'Intense' kiss was prelude to deaths, says wife
A WIDOW who lost her husband and brother in a murder-suicide has revealed that her husband gave her an "intense" kiss on the night before he killed her brother and then took his own life.
Hilda Jordan told an inquest that the kiss was the only thing different about a normal night spent watching a farming TV programme in their bungalow – just next door to her only brother George Rothwell's large, two-storey Ballycormac House, on the outskirts of Bagenalstown, Co Carlow.
However, Michael Jordan (52) is believed to have later set the barns of Mr Rothwell (68) alight in the middle of the night, before turning a gun on him.
Mr Jordan's body was later found hanging in a shed on his farm.
"He gave me an intense kiss," Mrs Jordan told an inquest yesterday into the death of her husband. She said he grabbed her by the shoulders and stared into her eyes.
She felt it was "very different" and it took her by surprise. But she "saw nothing different about him" that evening.
The dedicated farmer then left the house at 11.45pm on February 21, 2012, to check on a cow calving. It was the last time she was to see him alive.
A picture of a close-knit family emerged as she told how her husband and brother often helped each other out and each Sunday they dined together, "almost religiously".
Just days earlier, on Sunday, February 19, they had all sat down at the table as usual.
She recalled that on the previous Thursday they had all gone together to Gowran Races in Co Kilkenny.
Mrs Jordan went up to her brother's farm each day, as she kept her thoroughbred horses there.
At 6pm on February 21, her brother had been in “great form” as she left, she said.
However, in the weeks leading up to the fateful night, she had come home in the afternoon to find her husband lying in the dark and he told her “he wished it was dark” more often.
“Michael suffered a little from depression and nerves,” she had told gardai. He had been worried about money but she had repeatedly tried to assure him there was no need to be.
“He only had two payments left on the tractor,” she said.
The farmer had taken it badly after losing 11 calves “in a row”.
Once, Mrs Jordan recalled, she had tried to get him to see a GP after he had gone missing before emerging from a ditch insisting that he had just fallen asleep.
She said things had “settled down” after this and had improved again.
In comparison, her brother was a “laid-back” character.
Neither of the two men, who were often spotted together at the mart, had children and they were known for their pride in rearing livestock.

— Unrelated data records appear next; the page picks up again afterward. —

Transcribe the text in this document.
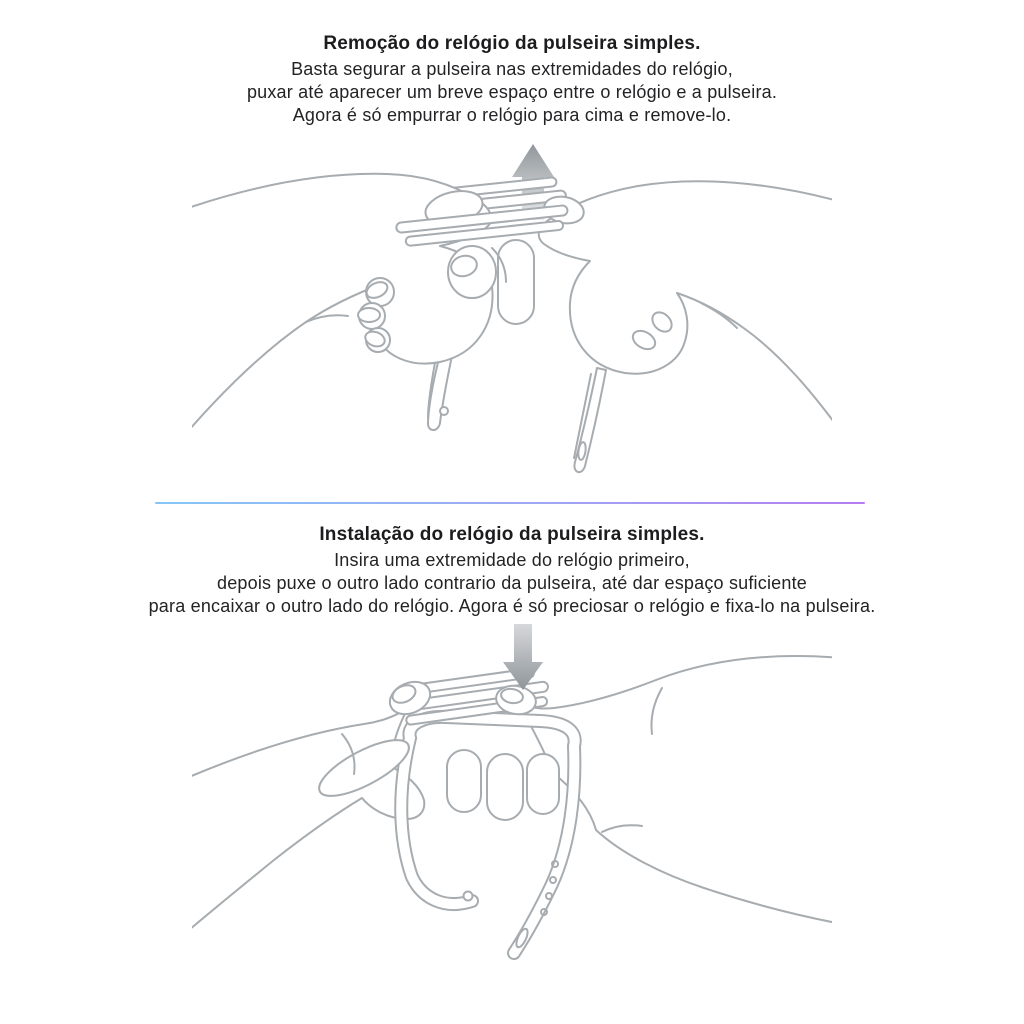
Remoção do relógio da pulseira simples.

Basta segurar a pulseira nas extremidades do relógio,

puxar até aparecer um breve espaço entre o relógio e a pulseira.

Agora é só empurrar o relógio para cima e remove-lo.

Instalação do relógio da pulseira simples.

Insira uma extremidade do relógio primeiro,

depois puxe o outro lado contrario da pulseira, até dar espaço suficiente

para encaixar o outro lado do relógio. Agora é só preciosar o relógio e fixa-lo na pulseira.
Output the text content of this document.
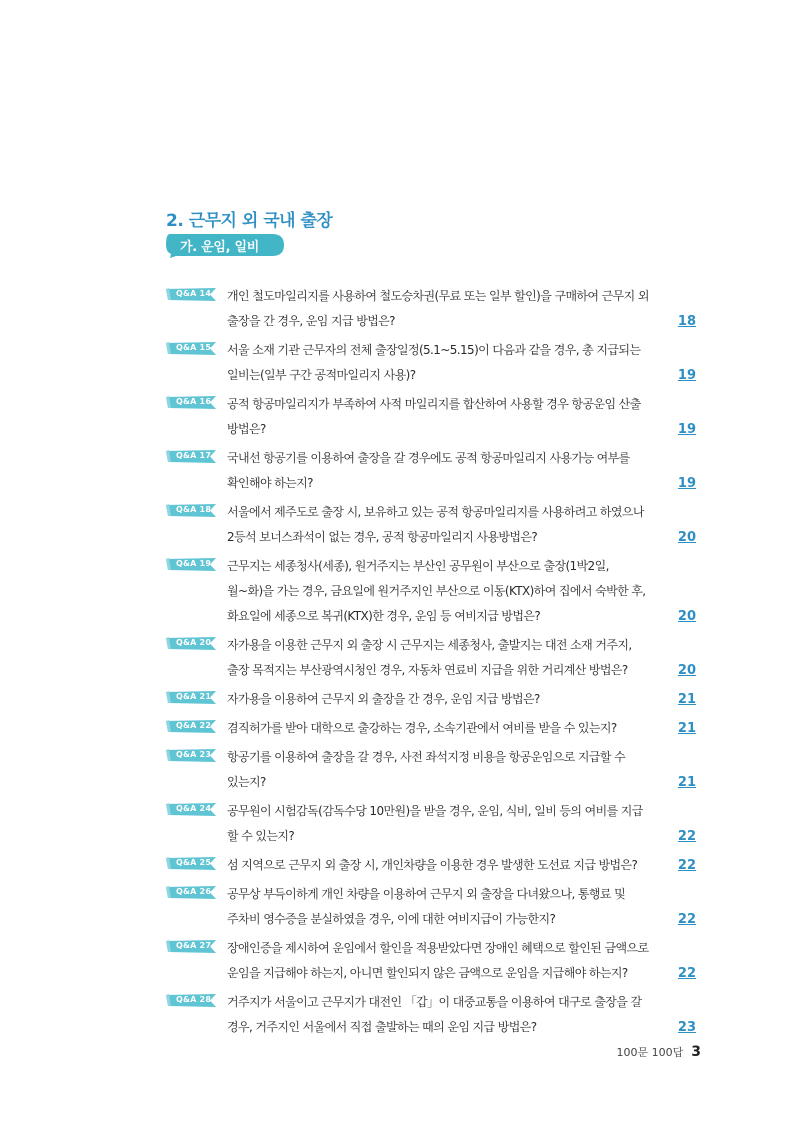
2. 근무지 외 국내 출장
가. 운임, 일비
Q&A 14 개인 철도마일리지를 사용하여 철도승차권(무료 또는 일부 할인)을 구매하여 근무지 외
출장을 간 경우, 운임 지급 방법은?	18
Q&A 15 서울 소재 기관 근무자의 전체 출장일정(5.1~5.15)이 다음과 같을 경우, 총 지급되는
일비는(일부 구간 공적마일리지 사용)?	19
Q&A 16 공적 항공마일리지가 부족하여 사적 마일리지를 합산하여 사용할 경우 항공운임 산출
방법은?	19
Q&A 17 국내선 항공기를 이용하여 출장을 갈 경우에도 공적 항공마일리지 사용가능 여부를
확인해야 하는지?	19
Q&A 18 서울에서 제주도로 출장 시, 보유하고 있는 공적 항공마일리지를 사용하려고 하였으나
2등석 보너스좌석이 없는 경우, 공적 항공마일리지 사용방법은?	20
Q&A 19 근무지는 세종청사(세종), 원거주지는 부산인 공무원이 부산으로 출장(1박2일,
월~화)을 가는 경우, 금요일에 원거주지인 부산으로 이동(KTX)하여 집에서 숙박한 후,
화요일에 세종으로 복귀(KTX)한 경우, 운임 등 여비지급 방법은?	20
Q&A 20 자가용을 이용한 근무지 외 출장 시 근무지는 세종청사, 출발지는 대전 소재 거주지,
출장 목적지는 부산광역시청인 경우, 자동차 연료비 지급을 위한 거리계산 방법은?	20
Q&A 21 자가용을 이용하여 근무지 외 출장을 간 경우, 운임 지급 방법은?	21
Q&A 22 겸직허가를 받아 대학으로 출강하는 경우, 소속기관에서 여비를 받을 수 있는지?	21
Q&A 23 항공기를 이용하여 출장을 갈 경우, 사전 좌석지정 비용을 항공운임으로 지급할 수
있는지?	21
Q&A 24 공무원이 시험감독(감독수당 10만원)을 받을 경우, 운임, 식비, 일비 등의 여비를 지급
할 수 있는지?	22
Q&A 25 섬 지역으로 근무지 외 출장 시, 개인차량을 이용한 경우 발생한 도선료 지급 방법은?	22
Q&A 26 공무상 부득이하게 개인 차량을 이용하여 근무지 외 출장을 다녀왔으나, 통행료 및
주차비 영수증을 분실하였을 경우, 이에 대한 여비지급이 가능한지?	22
Q&A 27 장애인증을 제시하여 운임에서 할인을 적용받았다면 장애인 혜택으로 할인된 금액으로
운임을 지급해야 하는지, 아니면 할인되지 않은 금액으로 운임을 지급해야 하는지?	22
Q&A 28 거주지가 서울이고 근무지가 대전인 「갑」이 대중교통을 이용하여 대구로 출장을 갈
경우, 거주지인 서울에서 직접 출발하는 때의 운임 지급 방법은?	23
100문 100답 3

Mr Rothwell, a member of the Church of Ireland, was an award-winning sheep breeder whose musical talents were well known locally. He had travelled around Ireland and England with The Roulettes band during the showband era.
Mr Rothwell was a member of the Irish Farmers’ Association and was known for the meticulous upkeep of his farm.
Mr Jordan, who was Roman Catholic, was also held in high esteem in the farming community and friends have recalled that he was fond of training his sheep dogs
The two men were waked side by side.